Multiple reports have stated that the university spent so long negotiating Smith’s contract because of the sensitivity involved with offering a 61-year-old coach who has underperformed such a lucrative extension. But to delay the announcement was to delay the inevitable; no matter when the terms were released, they still put Smith in the upper echelon of salaries despite his team’s struggles; his earnings are on par with what the coaches of North Carolina, Baylor, Georgetown, Wisconsin and Vanderbilt – all of which qualified for the NCAA tournament – made last year.
Perhaps the most interesting terms of Smith’s extension, though, are in the fine print. The clause that prevents in-season termination without cause likely represents the coach’s worries about his inconsistent team, especially when much of its success next season hinges on a player who missed all of least year with a torn ACL, Trevor Mbakwe. Its presence is both a reflection of Smith’s struggles and a vote of confidence from the school; Smith is worried about security, and the university is banking that his performance won’t be so terrible as to warrant in-season termination.
In addition, Smith’s other performance bonuses increased immensely. His incentive for winning a national championship increased threefold, his Final Four incentive from $250,000 to $600,000. Smith will make $225,000 more under this new contract if he reaches the Elite Eight, $150,000 more if he makes the Sweet 16. He’ll also be incentivized for making it into the second round of the tournament with a $150,000 payment and for various finishes in the Big Ten standings. All of those additional perks are borne of the program’s desire to be a factor in the Big Ten and the NCAA tournament for the first time in years. The program has declined, and the school is willing to pay for it to regain its standing.
Smith’s $1.965 million salary next season before bonuses is more than the contracts of John Thompson III, Roy Williams, Scott Drew, Frank Martin, Jim Boeheim, Shaka Smart and Mick Cronin, among others, provided last year. Each of those coaches has found more recent success than Smith, yet some, like Smart and Cronin, made little more than half of what Smith will net.
What’s most interesting, though, are Smith’s bonuses. They’re greater than even Kentucky’s John Calipari’s, and for a reason. Such bonuses should be weighted in terms of their likelihood, and Calipari poses a strong threat to earn them. Smith, at least in the near term, is a longer shot, and the contract represents an implicit statement that the university is willing to pay through the nose for success if it’s possible. Smith hasn’t necessarily earned a guaranteed pay raise, but he has warranted the chance to make big money if he can take his team farther than he yet has since he came to Minnesota.

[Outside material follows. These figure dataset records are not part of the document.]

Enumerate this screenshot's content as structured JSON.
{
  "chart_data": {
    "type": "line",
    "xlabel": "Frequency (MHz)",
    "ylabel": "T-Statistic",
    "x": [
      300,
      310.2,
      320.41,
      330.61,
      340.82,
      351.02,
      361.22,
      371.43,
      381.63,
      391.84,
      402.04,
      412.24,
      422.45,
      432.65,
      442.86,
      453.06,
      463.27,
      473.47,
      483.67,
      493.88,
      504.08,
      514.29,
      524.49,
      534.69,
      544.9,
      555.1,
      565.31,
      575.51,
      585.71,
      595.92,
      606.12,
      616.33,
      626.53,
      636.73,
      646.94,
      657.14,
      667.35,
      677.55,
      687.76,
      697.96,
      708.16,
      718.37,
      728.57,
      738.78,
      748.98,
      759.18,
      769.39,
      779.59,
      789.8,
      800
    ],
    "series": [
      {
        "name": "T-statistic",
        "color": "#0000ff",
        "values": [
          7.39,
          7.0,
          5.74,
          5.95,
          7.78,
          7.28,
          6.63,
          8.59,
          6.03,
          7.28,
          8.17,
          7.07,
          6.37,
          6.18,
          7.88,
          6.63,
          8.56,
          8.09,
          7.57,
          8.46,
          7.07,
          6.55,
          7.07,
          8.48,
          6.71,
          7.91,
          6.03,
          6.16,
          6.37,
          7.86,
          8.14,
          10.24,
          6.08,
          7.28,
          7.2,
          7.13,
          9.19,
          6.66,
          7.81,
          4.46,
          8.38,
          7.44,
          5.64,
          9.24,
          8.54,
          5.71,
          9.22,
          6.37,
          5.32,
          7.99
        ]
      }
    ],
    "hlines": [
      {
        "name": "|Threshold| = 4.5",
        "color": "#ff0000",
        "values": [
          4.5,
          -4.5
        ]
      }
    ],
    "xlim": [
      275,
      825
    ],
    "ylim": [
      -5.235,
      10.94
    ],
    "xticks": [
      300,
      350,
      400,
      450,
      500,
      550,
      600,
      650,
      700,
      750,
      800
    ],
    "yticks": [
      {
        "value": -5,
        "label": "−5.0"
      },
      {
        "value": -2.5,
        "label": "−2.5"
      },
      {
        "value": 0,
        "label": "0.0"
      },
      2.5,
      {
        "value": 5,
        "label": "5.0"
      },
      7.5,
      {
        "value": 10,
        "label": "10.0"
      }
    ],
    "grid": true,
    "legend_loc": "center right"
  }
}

Whether Smith and the Gophers make an NCAA tournament run or finish in as disappointing a fashion as they have in recent years, the coach will still make money. Good money. With the new contract, Smith is still compensated on par with the best coaches in college basketball, and the University of Minnesota is paying a premium for his past success. That success has been a burden, at times, but it still holds promise for the team, which has committed itself both to Smith and to a steep cost of success.